Probability profile

www.cardiff.ac.uk/biosi/research/biosoft/

Probability distribution Q

The 16S rRNA gene has an alternating pattern of conserved and hypervariable regions. Predicting where these regions lie, in any given sequence, is an important step towards distinguishing between natural intergene variation and a genuine sequence anomaly, when comparing two or more sequences. What is needed is a probability distribution for the 16S rRNA gene (with one probability allocated to each base position) which maps the position of the various variable regions.

Defining Q

Consider two, randomly selected, error-free sequences S_q and S_s and their resulting global alignment S_qs: let q_i be the probability that alignment position i contains a different base residue in sequence S_q to that in sequence S_s. Consider further Q = {q_i : q₁, q₂, ..., q_n}, a set of these probabilities, one for each position in the alignment. A knowledge of Q allows us to predict where in the alignment S_qs the two sequences should most vary from one another, and conversely where they should be most similar, assuming both sequences are error-free. Thus, if S_q and S_s are found to deviate from each other in a manner outside of that predicted by Q, then we have good evidence that one, or other (or both) of the sequences is in some way anomalous.

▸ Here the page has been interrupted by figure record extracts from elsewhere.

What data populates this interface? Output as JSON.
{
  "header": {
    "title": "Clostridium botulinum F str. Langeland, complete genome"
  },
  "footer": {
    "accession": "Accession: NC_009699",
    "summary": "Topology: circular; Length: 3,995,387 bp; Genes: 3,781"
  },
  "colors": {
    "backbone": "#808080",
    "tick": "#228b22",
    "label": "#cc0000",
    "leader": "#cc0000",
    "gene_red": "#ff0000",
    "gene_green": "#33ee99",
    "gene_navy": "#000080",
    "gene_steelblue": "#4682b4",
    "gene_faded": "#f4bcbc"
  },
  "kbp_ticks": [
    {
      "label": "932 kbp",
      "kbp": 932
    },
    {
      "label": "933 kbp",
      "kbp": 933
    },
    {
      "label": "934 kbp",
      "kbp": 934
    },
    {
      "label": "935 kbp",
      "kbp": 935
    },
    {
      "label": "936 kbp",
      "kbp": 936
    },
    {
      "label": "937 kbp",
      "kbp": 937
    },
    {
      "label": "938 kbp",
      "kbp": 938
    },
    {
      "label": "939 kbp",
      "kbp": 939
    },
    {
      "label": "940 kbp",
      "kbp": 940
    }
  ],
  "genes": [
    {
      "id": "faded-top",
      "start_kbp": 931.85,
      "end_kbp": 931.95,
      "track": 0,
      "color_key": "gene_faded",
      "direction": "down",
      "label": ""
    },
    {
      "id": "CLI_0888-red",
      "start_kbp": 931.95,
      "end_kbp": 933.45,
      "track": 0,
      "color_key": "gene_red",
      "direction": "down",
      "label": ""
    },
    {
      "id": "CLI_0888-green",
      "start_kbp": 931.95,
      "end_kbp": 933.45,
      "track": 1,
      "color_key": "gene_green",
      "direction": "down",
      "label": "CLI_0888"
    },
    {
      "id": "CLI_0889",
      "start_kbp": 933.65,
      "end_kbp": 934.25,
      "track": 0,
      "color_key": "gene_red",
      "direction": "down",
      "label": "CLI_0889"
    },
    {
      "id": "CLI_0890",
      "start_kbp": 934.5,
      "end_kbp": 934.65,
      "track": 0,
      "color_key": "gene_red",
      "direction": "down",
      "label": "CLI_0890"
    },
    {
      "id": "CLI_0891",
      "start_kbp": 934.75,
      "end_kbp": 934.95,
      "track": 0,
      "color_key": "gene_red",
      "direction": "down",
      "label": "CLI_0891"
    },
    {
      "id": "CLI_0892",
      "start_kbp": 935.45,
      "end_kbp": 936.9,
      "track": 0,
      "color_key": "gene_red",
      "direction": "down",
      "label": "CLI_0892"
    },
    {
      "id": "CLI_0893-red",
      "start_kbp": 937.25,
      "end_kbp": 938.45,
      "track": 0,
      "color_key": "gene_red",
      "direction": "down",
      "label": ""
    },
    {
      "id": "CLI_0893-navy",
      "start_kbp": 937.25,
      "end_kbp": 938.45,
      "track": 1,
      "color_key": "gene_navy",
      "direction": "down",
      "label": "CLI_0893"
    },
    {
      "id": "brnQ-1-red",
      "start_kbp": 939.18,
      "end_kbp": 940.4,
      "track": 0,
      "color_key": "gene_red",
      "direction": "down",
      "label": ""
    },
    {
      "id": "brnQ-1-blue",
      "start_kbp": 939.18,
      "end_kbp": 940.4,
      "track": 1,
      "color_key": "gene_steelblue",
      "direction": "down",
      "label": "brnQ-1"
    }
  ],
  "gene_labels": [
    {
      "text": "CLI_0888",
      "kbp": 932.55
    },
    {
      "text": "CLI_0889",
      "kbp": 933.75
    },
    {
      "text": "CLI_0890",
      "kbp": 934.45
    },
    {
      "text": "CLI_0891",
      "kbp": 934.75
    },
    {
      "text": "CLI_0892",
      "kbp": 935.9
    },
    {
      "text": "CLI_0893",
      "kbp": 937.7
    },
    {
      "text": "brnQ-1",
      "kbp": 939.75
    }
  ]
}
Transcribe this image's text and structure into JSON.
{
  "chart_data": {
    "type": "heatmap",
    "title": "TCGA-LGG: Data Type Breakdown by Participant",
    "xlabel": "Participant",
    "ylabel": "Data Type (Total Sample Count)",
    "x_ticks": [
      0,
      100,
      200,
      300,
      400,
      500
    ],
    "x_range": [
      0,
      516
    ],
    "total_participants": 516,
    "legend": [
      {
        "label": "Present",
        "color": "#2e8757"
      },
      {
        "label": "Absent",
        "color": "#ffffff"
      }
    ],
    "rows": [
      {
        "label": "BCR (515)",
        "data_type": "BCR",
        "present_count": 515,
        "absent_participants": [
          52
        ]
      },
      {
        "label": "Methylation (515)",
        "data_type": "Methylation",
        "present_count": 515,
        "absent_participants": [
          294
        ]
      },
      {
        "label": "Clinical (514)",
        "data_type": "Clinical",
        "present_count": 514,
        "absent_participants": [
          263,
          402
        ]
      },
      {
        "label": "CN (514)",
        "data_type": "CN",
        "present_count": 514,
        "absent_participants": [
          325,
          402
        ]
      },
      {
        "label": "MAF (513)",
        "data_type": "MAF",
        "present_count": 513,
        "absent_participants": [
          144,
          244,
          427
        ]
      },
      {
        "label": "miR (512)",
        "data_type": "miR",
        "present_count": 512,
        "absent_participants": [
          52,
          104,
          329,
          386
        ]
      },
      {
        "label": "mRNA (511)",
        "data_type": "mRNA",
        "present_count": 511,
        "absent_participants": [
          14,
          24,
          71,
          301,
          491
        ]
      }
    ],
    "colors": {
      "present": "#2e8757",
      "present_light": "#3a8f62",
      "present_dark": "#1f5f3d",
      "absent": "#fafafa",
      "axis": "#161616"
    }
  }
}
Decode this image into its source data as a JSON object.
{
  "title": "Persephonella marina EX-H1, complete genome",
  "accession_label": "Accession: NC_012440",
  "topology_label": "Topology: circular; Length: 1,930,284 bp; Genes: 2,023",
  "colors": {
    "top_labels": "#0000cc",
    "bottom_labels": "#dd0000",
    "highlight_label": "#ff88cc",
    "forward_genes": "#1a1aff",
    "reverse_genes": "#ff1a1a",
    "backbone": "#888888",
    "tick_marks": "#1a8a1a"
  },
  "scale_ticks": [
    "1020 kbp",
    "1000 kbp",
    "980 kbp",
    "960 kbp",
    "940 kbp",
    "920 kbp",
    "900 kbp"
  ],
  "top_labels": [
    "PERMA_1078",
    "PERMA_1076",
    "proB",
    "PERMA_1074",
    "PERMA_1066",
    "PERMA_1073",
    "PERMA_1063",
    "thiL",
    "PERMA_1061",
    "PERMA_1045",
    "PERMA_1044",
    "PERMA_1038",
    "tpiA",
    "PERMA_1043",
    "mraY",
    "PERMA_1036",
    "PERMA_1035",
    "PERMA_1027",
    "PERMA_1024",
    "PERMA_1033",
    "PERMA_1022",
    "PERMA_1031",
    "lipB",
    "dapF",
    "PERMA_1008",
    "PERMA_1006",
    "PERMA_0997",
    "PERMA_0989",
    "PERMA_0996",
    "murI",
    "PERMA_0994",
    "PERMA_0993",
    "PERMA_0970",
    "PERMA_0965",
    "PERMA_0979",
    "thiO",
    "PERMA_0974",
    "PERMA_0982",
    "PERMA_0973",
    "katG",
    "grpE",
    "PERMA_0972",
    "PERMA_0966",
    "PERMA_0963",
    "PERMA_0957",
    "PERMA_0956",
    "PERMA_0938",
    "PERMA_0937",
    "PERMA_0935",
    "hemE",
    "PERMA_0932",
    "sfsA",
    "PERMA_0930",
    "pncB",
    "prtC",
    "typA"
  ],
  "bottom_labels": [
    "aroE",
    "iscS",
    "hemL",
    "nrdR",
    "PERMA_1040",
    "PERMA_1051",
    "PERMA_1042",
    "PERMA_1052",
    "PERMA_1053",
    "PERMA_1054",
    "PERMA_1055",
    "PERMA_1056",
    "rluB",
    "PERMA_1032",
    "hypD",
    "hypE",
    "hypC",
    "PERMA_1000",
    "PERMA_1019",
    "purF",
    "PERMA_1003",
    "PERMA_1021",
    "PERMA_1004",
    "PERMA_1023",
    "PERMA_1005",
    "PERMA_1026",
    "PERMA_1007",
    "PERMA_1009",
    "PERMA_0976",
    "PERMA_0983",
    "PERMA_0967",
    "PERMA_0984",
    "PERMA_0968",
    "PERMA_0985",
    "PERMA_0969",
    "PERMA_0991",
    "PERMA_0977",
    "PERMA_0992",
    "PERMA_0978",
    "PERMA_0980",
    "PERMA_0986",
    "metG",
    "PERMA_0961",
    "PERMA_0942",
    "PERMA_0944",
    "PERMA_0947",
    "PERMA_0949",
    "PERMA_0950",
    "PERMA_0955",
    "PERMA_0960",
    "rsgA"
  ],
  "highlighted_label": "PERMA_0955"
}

Calculating probability distribution Q

Q can be generated for any dataset of homologous gene sequences as follows:

Amass a collection of error-free, full-length gene sequences representing the taxon to be investigated.
Include a reference sequence to serve as a position guide*.
Align the sequences to create a multiple sequence alignment.
At each alignment position that coincides with a base in the reference sequence, determine the frequency of occurrence of the most common residue f, ignoring gap characters (Fig. 1), so generating the frequency distribution F = {f_i : f₁, f₂, ..., f_n}, where n is the total number of residues in the reference sequence.
Convert F to probability distribution P = {p_i: p₁, p₂, ..., p_n}, where p_i = (f_i - 0.25)/0.75^§ and is the probability that reference position i contains the same residue in each sequence of the alignment (that is, i is a conserved position).
Finally, convert P to Q = {q_i : q₁, q₂, ..., q_n}, where q_i = 1 - p_i and is the probability that reference position i does not contain the same residue in each sequence of the alignment (that is, i is a hypervariable position).

Figure 1. Calculating Q values. In this example, residue T occurs most often at reference sequence position i, so the relative frequency of this base (0.6) is used to calculate probability p_i and hence q_i (0.43). Similarly at position j, G is most common with a relative frequency of 0.89, ignoring gaps, hence q_j is 0.15.

Probability distribution Q as used by Pintail algorithm

The Pintail algorithm, as implemented in the Pintail and Mallard programs, uses the probability distribution Q generated from an aligned dataset of 4,383 full-length Bacteria type-strain sequences, as described in Ashelford et al. (2005).

A plot of Q from this data gives a visual representation of the conserved and hypervariable regions Q describes:

Figure 2. Plot of probability distribution Q generated from 4,383 full-length Bacteria type-strain sequences.

Smoothing the data enables a clear picture of the various regions. The peaks and troughs coincide closely with the known positions of the variable regions within the 16S rRNA gene.

Figure 3. Plot of probability distribution Q, after smoothing data by taking means with a sliding window of 50 bases, moving 1 base at a time. Peaks represent hypervariable regions whilst troughs represent conserved regions.

Note...

* In order to relate probability distribution Q to any other sequence alignment (e.g. during running of the Pintail algorithm) it is necessary to include a reference sequence to serve as a suitable position guide. Q probabilities are calculated with reference to this sequence, hence the size of Q corresponds to the length of the reference. The implementation of the Pintail algorithm used by the Pintail and Mallard programs uses a Q distribution generated with Escherichia coli K12 U00096 as reference.

^§ At any particular position i, the values for f_i will range from 0.25 to 1, inclusive; f_i can never be lower than 0.25 since the lowest possible frequency of the most common base occurs when all four bases (A, C, G, and T/U) occur in equal numbers (that is, are equally common). Consequently, to convert frequencies to probabilities (which should range from 0 to 1, inclusive), each frequency is converted with the equation p_i = (f_i - 0.25)/0.75.